Ciertamente, todos los criterios técnicos coinciden en señalar que la inmensa mayoría de los fármacos que se proponen retirar de la financiación pública son fármacos UTB. Pero se comete el error de «vender» la lista como una medida de ahorro y de situar en ella a fármacos de utilidad demostrada. Una mezcla explosiva que, con un espectáculo propio de un circo, la oposición aprovecha de forma demagógica. Responsables sanitarios de comunidades autónomas, que se han preciado por su insistencia en mejorar el uso del medicamento, se apuntan a cambiar sus criterios y considerar que los fármacos que se pretende retirar son, cuando menos, imprescindibles; y lo son por razones tan elocuentes como que son tan conocidos como los principales ríos españoles o porque a los señores y señoras diputados les sientan bien.
Bonito espectáculo educativo.
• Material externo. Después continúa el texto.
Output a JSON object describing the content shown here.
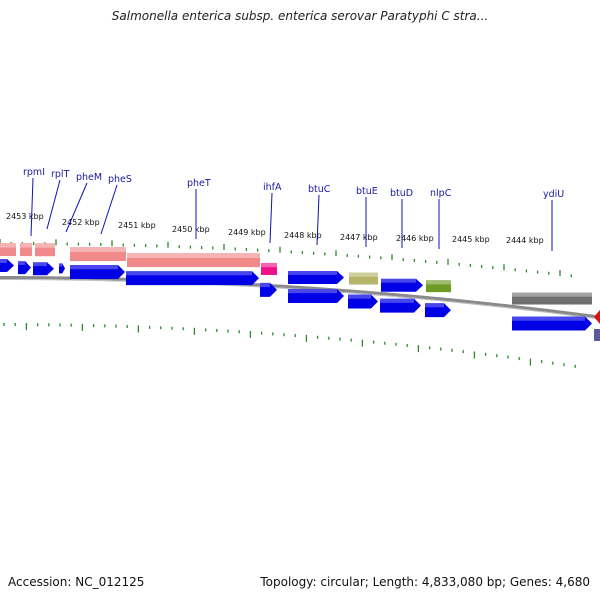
{
  "title": "Salmonella enterica subsp. enterica serovar Paratyphi C stra...",
  "footer": {
    "accession": "Accession: NC_012125",
    "topology": "Topology: circular; Length: 4,833,080 bp; Genes: 4,680"
  },
  "colors": {
    "background": "#ffffff",
    "backbone": "#8a8a8a",
    "cds": "#0000e6",
    "trna": "#f08a8a",
    "tick": "#2a8a2a",
    "label_leader": "#1010c0",
    "ihfA_feature": "#ee1188",
    "btuE_feature": "#b6b66a",
    "nlpC_feature": "#6e9a26",
    "ydiU_feature": "#707070",
    "edge_marker_red": "#dd1111",
    "edge_marker_purple": "#5a5a9a"
  },
  "gene_labels": [
    {
      "name": "rpmI"
    },
    {
      "name": "rplT"
    },
    {
      "name": "pheM"
    },
    {
      "name": "pheS"
    },
    {
      "name": "pheT"
    },
    {
      "name": "ihfA"
    },
    {
      "name": "btuC"
    },
    {
      "name": "btuE"
    },
    {
      "name": "btuD"
    },
    {
      "name": "nlpC"
    },
    {
      "name": "ydiU"
    }
  ],
  "kbp_labels": [
    "2453 kbp",
    "2452 kbp",
    "2451 kbp",
    "2450 kbp",
    "2449 kbp",
    "2448 kbp",
    "2447 kbp",
    "2446 kbp",
    "2445 kbp",
    "2444 kbp"
  ]
}
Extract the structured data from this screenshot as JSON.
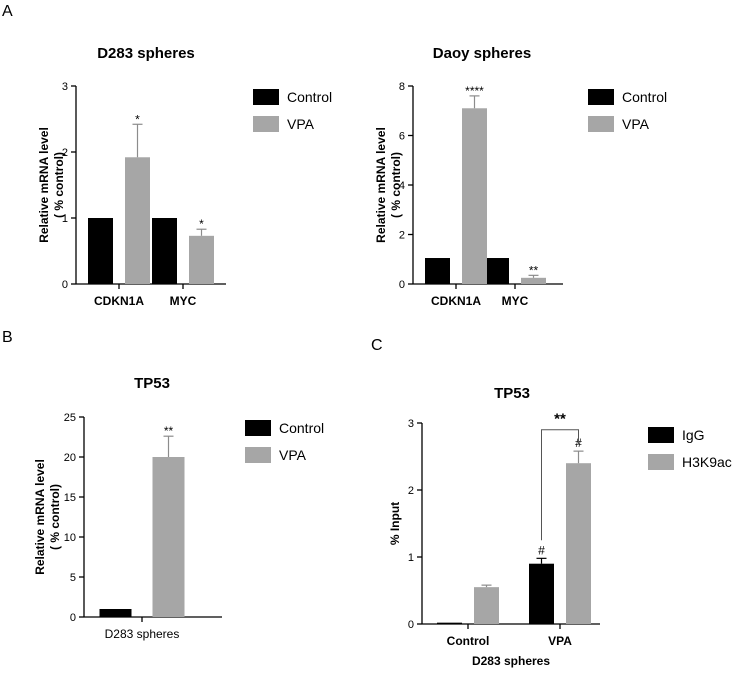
{
  "panel_labels": [
    "A",
    "B",
    "C"
  ],
  "colors": {
    "control": "#000000",
    "vpa": "#a6a6a6",
    "error": "#888888"
  },
  "chart_data": [
    {
      "type": "bar",
      "panel": "A",
      "title": "D283 spheres",
      "ylabel": [
        "Relative mRNA level",
        "( % control)"
      ],
      "xlabel": "",
      "categories": [
        "CDKN1A",
        "MYC"
      ],
      "ylim": [
        0,
        3
      ],
      "yticks": [
        0,
        1,
        2,
        3
      ],
      "legend": "right",
      "series": [
        {
          "name": "Control",
          "color": "#000000",
          "values": [
            1.0,
            1.0
          ],
          "errors": [
            0,
            0
          ],
          "sig": [
            "",
            ""
          ]
        },
        {
          "name": "VPA",
          "color": "#a6a6a6",
          "values": [
            1.92,
            0.73
          ],
          "errors": [
            0.5,
            0.1
          ],
          "sig": [
            "*",
            "*"
          ]
        }
      ]
    },
    {
      "type": "bar",
      "panel": "",
      "title": "Daoy spheres",
      "ylabel": [
        "Relative mRNA level",
        "( % control)"
      ],
      "xlabel": "",
      "categories": [
        "CDKN1A",
        "MYC"
      ],
      "ylim": [
        0,
        8
      ],
      "yticks": [
        0,
        2,
        4,
        6,
        8
      ],
      "legend": "right",
      "series": [
        {
          "name": "Control",
          "color": "#000000",
          "values": [
            1.05,
            1.05
          ],
          "errors": [
            0,
            0
          ],
          "sig": [
            "",
            ""
          ]
        },
        {
          "name": "VPA",
          "color": "#a6a6a6",
          "values": [
            7.1,
            0.25
          ],
          "errors": [
            0.5,
            0.1
          ],
          "sig": [
            "****",
            "**"
          ]
        }
      ]
    },
    {
      "type": "bar",
      "panel": "B",
      "title": "TP53",
      "ylabel": [
        "Relative mRNA level",
        "( % control)"
      ],
      "xlabel": "",
      "categories": [
        "D283 spheres"
      ],
      "group_categories": false,
      "ylim": [
        0,
        25
      ],
      "yticks": [
        0,
        5,
        10,
        15,
        20,
        25
      ],
      "legend": "right",
      "series": [
        {
          "name": "Control",
          "color": "#000000",
          "values": [
            1.0
          ],
          "errors": [
            0
          ],
          "sig": [
            ""
          ]
        },
        {
          "name": "VPA",
          "color": "#a6a6a6",
          "values": [
            20.0
          ],
          "errors": [
            2.6
          ],
          "sig": [
            "**"
          ]
        }
      ]
    },
    {
      "type": "bar",
      "panel": "C",
      "title": "TP53",
      "ylabel": [
        "% Input"
      ],
      "xlabel": "D283 spheres",
      "categories": [
        "Control",
        "VPA"
      ],
      "ylim": [
        0,
        3
      ],
      "yticks": [
        0,
        1,
        2,
        3
      ],
      "legend": "right",
      "bracket": {
        "label": "**",
        "category": 1
      },
      "series": [
        {
          "name": "IgG",
          "color": "#000000",
          "values": [
            0.02,
            0.9
          ],
          "errors": [
            0,
            0.08
          ],
          "sig": [
            "",
            "#"
          ]
        },
        {
          "name": "H3K9ac",
          "color": "#a6a6a6",
          "values": [
            0.55,
            2.4
          ],
          "errors": [
            0.03,
            0.18
          ],
          "sig": [
            "",
            "#"
          ]
        }
      ]
    }
  ]
}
El mensaje está servido: los fármacos son, por antonomasia, una prestación sanitaria de primera línea (diríase que la más importante que ofrece el sistema público). La población vivirá cualquier intento de uso racional como la pérdida de un derecho. Y yo pienso: receto, ¡luego existo...!
Seamos serios: el gasto farmacéutico es suficientemente elevado como para dedicarse a bromear con él. Aunque, dicho sea de paso, no creo que sea el único ni, quizás, el principal problema financiero que vaya a poner en peligro la continuidad de un Sistema Nacional de Salud razonablemente equitativo, eficaz y barato. La industria farmacéutica es un bien económico para cualquier país; las decisiones de los políticos no pueden ser ajenas a este hecho (no lo son). El medicamento es una herramienta útil si no la convertimos en un simple bien de consumo. Los médicos de familia intentan realizar un prescripción eficiente, pero se encuentran en una encrucijada difícil: otros especialistas, farmacéuticos, industria y los propios ciudadanos.
Es preciso un verdadero pacto de Estado que, más allá de las lógicas luchas partidistas busque un acuerdo, a medio plazo, para abordar con serenidad el tema.
Mientras tanto, la población debe pensar que estamos locos. Es posible que siga queriendo consumir más fármacos o que, desgraciadamente, intuya que son todos inútiles. Si opta por aumentar el consumo, persistirá el incremento irracional del gasto. Si deja de confiar en los medicamentos puede caer en manos de falsas medicinas naturales que utilizan seudofármacos.
Las convicciones (¿debe estar en la categoría de lo ético?) siguen siendo importantes para mí. Seguiré recibiendo amablemente a los visitadores médicos, escuchando las peticiones de los ciudadanos y procurando ayudarles a utilizar de forma racional un elemento terapéutico muy importante: el fármaco. Cuando sea preciso y útil, lo recetaré. Seguiré procurando, sin embargo, no destrozar mi mejor herramienta terapéutica: la relación con los pacientes.
Creo que es lo que debo hacer como médico de familia. Pero, sobre todo, ¡necesito interiorizar que no sólo existo porque receto!